Naive Bayes is the simplest and fastest classification algorithm for a large chunk of data. In various applications such as spam filtering, text classification, sentiment analysis, and recommendation systems, Naive Bayes classifier is used successfully. It uses the Bayes probability theorem for unknown class prediction.

The Bayes theorem is used by the Naive Bayes Classifier to forecast membership probabilities for each class, such as the likelihood that a given record or data point belongs to that class. The most likely class is defined as the one having the highest probability.

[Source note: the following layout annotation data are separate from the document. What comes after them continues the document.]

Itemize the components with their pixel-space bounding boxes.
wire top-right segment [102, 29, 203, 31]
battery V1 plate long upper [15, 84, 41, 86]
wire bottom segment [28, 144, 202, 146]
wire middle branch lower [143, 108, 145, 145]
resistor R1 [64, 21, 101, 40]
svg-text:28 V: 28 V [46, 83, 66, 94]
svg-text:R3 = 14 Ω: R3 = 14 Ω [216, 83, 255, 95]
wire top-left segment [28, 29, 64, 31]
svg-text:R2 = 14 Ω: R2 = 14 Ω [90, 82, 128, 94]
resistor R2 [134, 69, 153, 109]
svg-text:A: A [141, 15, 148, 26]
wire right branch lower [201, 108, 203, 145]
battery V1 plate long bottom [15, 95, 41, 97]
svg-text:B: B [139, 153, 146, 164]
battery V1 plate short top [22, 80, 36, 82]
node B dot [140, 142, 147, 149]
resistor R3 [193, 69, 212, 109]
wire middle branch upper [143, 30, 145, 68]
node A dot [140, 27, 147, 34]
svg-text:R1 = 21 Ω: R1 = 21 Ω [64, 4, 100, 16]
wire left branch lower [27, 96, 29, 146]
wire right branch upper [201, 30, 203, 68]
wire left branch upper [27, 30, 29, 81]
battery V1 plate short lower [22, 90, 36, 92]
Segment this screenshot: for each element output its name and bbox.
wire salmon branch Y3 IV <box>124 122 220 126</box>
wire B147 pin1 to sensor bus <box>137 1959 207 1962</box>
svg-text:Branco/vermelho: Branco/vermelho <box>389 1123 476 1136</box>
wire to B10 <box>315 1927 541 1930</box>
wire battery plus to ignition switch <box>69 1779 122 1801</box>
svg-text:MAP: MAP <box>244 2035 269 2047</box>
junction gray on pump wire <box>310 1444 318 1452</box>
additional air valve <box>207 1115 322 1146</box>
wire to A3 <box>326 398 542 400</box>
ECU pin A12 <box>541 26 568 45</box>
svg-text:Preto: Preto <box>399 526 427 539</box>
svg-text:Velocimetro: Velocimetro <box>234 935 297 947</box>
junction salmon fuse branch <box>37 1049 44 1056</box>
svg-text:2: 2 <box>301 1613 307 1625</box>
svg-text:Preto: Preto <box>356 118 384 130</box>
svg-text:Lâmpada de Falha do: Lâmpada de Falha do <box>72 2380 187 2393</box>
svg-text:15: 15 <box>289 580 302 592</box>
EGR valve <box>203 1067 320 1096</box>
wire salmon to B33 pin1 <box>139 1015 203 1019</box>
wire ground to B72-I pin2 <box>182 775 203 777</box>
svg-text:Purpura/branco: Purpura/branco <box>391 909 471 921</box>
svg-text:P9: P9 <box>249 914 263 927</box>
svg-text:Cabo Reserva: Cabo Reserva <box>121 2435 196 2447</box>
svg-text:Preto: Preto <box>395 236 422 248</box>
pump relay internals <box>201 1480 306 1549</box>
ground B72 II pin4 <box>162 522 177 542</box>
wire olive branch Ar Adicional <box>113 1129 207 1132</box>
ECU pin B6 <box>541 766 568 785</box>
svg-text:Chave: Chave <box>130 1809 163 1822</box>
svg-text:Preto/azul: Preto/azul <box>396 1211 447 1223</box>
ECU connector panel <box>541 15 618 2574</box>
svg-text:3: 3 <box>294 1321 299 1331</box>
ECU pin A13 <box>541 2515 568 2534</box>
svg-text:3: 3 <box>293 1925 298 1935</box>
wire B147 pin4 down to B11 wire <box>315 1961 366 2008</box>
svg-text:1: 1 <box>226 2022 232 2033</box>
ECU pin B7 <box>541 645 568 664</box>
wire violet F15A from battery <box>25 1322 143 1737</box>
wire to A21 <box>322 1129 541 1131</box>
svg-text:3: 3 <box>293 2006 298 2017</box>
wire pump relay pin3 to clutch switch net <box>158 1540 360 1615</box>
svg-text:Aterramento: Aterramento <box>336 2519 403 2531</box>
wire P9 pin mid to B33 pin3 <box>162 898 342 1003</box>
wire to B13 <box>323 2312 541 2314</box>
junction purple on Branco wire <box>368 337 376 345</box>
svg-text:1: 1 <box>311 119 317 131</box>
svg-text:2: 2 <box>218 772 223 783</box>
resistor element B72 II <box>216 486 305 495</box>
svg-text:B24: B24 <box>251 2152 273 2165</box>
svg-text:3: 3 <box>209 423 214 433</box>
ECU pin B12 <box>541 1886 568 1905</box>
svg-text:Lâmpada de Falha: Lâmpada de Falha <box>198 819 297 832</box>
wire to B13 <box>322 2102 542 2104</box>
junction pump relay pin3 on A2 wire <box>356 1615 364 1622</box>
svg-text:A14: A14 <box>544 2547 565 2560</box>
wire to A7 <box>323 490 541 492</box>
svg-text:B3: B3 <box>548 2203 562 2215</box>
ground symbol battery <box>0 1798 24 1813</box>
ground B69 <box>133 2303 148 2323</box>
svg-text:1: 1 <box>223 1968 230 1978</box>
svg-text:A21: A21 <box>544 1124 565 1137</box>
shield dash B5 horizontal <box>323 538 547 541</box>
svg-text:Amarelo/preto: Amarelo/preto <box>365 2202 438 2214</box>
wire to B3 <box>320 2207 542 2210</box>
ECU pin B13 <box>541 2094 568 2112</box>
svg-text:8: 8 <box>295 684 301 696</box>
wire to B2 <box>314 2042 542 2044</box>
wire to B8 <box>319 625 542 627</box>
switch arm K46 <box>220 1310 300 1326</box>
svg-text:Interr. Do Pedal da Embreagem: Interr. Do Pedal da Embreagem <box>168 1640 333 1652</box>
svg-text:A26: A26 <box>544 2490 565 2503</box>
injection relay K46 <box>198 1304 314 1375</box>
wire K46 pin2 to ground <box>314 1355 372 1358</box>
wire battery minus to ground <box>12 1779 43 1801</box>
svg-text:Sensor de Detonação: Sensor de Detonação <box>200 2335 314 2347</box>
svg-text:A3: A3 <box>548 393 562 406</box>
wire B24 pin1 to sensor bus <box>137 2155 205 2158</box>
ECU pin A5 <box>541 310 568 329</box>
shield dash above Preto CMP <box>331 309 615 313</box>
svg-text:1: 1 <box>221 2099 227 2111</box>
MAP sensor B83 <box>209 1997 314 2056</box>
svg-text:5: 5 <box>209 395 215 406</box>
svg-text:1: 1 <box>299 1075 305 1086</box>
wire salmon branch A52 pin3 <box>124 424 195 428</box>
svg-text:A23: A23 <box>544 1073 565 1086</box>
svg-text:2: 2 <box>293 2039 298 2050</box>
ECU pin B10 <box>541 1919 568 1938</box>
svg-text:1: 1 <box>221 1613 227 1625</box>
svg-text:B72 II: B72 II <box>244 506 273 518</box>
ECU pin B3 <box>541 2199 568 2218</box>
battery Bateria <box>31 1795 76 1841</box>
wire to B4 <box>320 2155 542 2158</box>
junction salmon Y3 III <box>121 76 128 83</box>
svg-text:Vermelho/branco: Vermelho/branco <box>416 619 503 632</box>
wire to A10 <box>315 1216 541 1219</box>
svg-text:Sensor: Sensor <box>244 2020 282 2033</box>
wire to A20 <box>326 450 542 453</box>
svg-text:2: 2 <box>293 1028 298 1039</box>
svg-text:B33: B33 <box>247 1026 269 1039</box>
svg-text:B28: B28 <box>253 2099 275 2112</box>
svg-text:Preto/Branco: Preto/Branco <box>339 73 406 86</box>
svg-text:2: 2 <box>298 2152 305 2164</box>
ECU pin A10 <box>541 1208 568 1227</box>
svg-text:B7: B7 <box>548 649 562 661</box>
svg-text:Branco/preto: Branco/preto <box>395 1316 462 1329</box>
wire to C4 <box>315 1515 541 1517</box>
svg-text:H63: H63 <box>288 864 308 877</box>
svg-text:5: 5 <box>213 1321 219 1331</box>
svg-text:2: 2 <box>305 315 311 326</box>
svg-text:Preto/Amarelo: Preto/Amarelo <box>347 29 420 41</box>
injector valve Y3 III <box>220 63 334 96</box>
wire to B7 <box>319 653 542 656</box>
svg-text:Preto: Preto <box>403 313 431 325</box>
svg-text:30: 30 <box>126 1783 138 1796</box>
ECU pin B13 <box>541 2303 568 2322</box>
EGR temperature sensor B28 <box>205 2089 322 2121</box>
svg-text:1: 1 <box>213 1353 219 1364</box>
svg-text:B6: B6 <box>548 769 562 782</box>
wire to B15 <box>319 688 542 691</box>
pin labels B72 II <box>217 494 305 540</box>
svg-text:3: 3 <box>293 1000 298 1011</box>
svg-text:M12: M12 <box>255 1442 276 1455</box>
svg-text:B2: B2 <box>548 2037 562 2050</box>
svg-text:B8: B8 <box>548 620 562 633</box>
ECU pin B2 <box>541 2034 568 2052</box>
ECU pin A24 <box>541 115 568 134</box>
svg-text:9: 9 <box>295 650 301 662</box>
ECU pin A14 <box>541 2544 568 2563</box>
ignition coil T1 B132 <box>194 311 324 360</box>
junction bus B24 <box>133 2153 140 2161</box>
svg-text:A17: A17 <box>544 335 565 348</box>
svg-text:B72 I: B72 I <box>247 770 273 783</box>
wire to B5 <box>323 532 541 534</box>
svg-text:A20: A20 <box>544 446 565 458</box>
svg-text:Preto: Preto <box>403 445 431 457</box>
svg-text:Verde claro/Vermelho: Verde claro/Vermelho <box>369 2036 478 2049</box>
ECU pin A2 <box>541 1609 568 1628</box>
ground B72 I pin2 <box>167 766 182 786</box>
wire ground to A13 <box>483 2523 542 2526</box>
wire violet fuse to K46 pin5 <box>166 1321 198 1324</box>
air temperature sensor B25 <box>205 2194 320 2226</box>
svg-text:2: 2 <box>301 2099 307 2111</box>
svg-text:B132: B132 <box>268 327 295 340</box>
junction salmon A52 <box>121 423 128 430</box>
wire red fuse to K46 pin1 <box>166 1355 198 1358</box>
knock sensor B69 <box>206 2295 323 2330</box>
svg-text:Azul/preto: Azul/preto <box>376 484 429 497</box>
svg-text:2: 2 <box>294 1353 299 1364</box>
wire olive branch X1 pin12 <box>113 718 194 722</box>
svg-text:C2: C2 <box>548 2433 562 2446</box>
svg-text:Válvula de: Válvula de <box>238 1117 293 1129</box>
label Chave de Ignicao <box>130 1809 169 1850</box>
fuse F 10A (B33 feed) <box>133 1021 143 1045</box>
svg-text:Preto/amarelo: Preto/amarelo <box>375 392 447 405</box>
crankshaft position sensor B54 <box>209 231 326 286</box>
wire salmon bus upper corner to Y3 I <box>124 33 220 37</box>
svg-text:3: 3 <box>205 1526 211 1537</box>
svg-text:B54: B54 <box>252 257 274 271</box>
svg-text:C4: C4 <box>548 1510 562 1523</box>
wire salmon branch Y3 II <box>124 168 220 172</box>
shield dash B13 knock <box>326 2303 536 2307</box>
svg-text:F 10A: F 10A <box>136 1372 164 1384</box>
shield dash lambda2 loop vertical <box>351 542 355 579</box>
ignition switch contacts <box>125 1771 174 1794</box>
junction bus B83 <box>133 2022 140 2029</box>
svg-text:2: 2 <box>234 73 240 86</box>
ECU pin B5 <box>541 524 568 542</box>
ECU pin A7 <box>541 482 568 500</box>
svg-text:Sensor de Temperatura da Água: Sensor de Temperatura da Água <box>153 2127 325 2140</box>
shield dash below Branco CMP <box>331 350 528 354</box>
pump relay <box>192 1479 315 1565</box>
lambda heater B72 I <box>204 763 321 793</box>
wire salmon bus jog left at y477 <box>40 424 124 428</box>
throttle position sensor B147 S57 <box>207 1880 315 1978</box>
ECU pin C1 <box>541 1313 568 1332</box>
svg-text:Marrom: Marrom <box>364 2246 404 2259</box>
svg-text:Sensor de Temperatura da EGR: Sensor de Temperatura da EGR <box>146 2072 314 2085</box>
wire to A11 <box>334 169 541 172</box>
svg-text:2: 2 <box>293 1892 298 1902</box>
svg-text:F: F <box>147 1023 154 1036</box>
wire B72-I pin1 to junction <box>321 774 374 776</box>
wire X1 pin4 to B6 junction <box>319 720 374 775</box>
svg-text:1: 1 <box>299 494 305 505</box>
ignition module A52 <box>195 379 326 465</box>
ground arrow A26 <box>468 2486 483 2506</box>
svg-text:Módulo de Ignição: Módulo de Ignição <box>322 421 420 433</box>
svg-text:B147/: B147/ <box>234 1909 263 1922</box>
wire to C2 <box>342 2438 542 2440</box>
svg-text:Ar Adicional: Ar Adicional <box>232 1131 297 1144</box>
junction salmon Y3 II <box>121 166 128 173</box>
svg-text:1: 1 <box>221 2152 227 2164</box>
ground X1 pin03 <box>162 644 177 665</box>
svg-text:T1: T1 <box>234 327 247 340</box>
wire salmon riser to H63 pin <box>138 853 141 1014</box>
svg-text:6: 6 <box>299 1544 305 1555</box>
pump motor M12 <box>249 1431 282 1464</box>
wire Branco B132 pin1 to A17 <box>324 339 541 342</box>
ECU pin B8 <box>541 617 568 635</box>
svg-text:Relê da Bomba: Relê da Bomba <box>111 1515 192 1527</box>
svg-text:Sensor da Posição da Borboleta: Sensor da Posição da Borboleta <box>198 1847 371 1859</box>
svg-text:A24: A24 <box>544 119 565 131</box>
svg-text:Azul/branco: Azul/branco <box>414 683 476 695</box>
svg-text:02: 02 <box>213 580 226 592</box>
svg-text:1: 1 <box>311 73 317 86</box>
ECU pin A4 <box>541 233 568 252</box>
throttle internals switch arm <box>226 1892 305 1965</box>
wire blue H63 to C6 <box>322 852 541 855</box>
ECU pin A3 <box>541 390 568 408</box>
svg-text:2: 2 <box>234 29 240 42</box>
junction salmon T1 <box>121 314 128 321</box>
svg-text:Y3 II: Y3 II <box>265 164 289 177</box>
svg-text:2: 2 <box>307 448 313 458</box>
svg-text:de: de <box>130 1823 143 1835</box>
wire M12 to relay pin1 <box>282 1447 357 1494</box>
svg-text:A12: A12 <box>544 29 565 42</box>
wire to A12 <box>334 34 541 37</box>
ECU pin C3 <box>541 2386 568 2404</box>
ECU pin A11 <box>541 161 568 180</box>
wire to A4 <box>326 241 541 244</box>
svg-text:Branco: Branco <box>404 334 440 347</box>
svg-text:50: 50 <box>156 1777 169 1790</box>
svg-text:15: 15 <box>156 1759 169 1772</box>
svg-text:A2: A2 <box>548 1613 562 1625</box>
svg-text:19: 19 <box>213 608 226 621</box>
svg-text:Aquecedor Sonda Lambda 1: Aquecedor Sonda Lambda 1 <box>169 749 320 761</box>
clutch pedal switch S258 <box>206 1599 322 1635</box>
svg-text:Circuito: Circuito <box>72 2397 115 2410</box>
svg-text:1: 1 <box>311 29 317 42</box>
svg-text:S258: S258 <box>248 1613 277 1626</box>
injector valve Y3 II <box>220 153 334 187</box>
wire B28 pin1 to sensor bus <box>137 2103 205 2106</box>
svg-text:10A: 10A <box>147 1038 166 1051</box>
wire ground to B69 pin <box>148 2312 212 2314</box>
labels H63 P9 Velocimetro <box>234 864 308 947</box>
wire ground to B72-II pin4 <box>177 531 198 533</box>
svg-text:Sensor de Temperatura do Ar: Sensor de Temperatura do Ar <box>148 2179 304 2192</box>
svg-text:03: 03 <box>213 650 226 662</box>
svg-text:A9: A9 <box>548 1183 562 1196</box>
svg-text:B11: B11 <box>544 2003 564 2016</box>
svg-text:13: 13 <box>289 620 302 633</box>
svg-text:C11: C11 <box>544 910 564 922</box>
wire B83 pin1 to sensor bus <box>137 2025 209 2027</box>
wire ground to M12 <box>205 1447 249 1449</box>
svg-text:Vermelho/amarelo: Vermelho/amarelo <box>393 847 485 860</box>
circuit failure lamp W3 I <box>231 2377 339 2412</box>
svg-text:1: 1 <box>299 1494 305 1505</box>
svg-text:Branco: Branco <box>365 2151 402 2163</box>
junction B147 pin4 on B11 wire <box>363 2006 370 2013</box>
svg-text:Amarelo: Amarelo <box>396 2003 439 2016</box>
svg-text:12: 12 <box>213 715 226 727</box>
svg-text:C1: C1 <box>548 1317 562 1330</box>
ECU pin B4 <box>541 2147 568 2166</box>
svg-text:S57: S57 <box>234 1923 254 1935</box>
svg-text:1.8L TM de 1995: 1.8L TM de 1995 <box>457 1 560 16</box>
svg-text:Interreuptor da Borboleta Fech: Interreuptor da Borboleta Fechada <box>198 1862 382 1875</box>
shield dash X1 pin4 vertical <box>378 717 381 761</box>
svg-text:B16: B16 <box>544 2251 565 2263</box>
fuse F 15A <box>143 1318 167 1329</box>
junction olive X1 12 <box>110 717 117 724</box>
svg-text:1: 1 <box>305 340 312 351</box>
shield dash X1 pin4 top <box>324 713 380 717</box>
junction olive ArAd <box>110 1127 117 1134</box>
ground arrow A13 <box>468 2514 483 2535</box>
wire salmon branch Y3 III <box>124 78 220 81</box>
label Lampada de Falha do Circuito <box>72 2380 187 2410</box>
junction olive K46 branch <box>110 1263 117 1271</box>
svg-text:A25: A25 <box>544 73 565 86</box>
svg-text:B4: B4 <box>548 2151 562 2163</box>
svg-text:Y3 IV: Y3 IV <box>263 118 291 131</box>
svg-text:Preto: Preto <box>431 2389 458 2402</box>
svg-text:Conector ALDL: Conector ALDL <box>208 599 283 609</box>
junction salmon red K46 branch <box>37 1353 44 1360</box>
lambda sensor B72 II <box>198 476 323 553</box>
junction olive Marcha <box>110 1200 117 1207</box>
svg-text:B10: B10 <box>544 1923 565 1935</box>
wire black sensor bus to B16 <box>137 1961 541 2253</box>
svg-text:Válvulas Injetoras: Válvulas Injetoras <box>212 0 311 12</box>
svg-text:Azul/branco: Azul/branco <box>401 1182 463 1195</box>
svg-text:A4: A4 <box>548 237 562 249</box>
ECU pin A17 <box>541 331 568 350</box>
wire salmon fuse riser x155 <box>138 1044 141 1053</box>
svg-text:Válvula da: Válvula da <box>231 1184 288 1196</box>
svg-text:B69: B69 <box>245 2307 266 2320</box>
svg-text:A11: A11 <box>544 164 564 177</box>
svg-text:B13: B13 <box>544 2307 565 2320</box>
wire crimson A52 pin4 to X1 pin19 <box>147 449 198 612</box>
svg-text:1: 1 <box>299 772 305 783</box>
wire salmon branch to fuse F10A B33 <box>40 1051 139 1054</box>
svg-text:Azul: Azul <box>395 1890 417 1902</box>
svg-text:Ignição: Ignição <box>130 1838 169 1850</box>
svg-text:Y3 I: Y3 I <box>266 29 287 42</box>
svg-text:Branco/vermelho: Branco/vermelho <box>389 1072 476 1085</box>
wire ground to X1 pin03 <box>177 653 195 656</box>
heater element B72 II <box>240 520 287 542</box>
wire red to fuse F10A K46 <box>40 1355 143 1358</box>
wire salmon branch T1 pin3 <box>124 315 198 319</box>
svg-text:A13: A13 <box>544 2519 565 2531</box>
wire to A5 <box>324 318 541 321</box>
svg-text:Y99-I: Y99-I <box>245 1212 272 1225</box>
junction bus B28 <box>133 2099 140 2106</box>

![image.png](attachment:image.png)

In [1]:
import pandas as pd
from sklearn.model_selection import train_test_split
from sklearn.feature_extraction.text import CountVectorizer

In [5]:
data = pd.read_csv('dataset/app_review.csv')
data.head()

Unnamed: 0,package_name,review,polarity
0,com.facebook.katana,privacy at least put some option appear offli...,0
1,com.facebook.katana,"messenger issues ever since the last update, ...",0
2,com.facebook.katana,profile any time my wife or anybody has more ...,0
3,com.facebook.katana,the new features suck for those of us who don...,0
4,com.facebook.katana,forced reload on uploading pic on replying co...,0


In [6]:
def preprocess_data(data):
    # Remove package name as it's not relevant
    data = data.drop('package_name', axis=1)
    # Convert text to lowercase
    data['review'] = data['review'].str.strip().str.lower()
    return data
data = preprocess_data(data)
data.head()

Unnamed: 0,review,polarity
0,privacy at least put some option appear offlin...,0
1,"messenger issues ever since the last update, i...",0
2,profile any time my wife or anybody has more t...,0
3,the new features suck for those of us who don'...,0
4,forced reload on uploading pic on replying com...,0


In [7]:
# Split into training and testing data
x = data['review']
y = data['polarity']
x, x_test, y, y_test = train_test_split(x,y, stratify=y, test_size=0.25, random_state=42)

In [8]:
# Vectorize text reviews to numbers
vec = CountVectorizer(stop_words='english')
x = vec.fit_transform(x).toarray()
x_test = vec.transform(x_test).toarray()

In [9]:
from sklearn.naive_bayes import MultinomialNB
model = MultinomialNB()
model.fit(x, y)

MultinomialNB(alpha=1.0, class_prior=None, fit_prior=True)

In [15]:
print(model.score(x_test, y_test))
print(model.predict(vec.transform(['Love this app simply awesome!'])))
print(model.predict(vec.transform(['Its getting stuck alot while using the app'])))

0.8565022421524664
[1]
[0]


array([0], dtype=int64)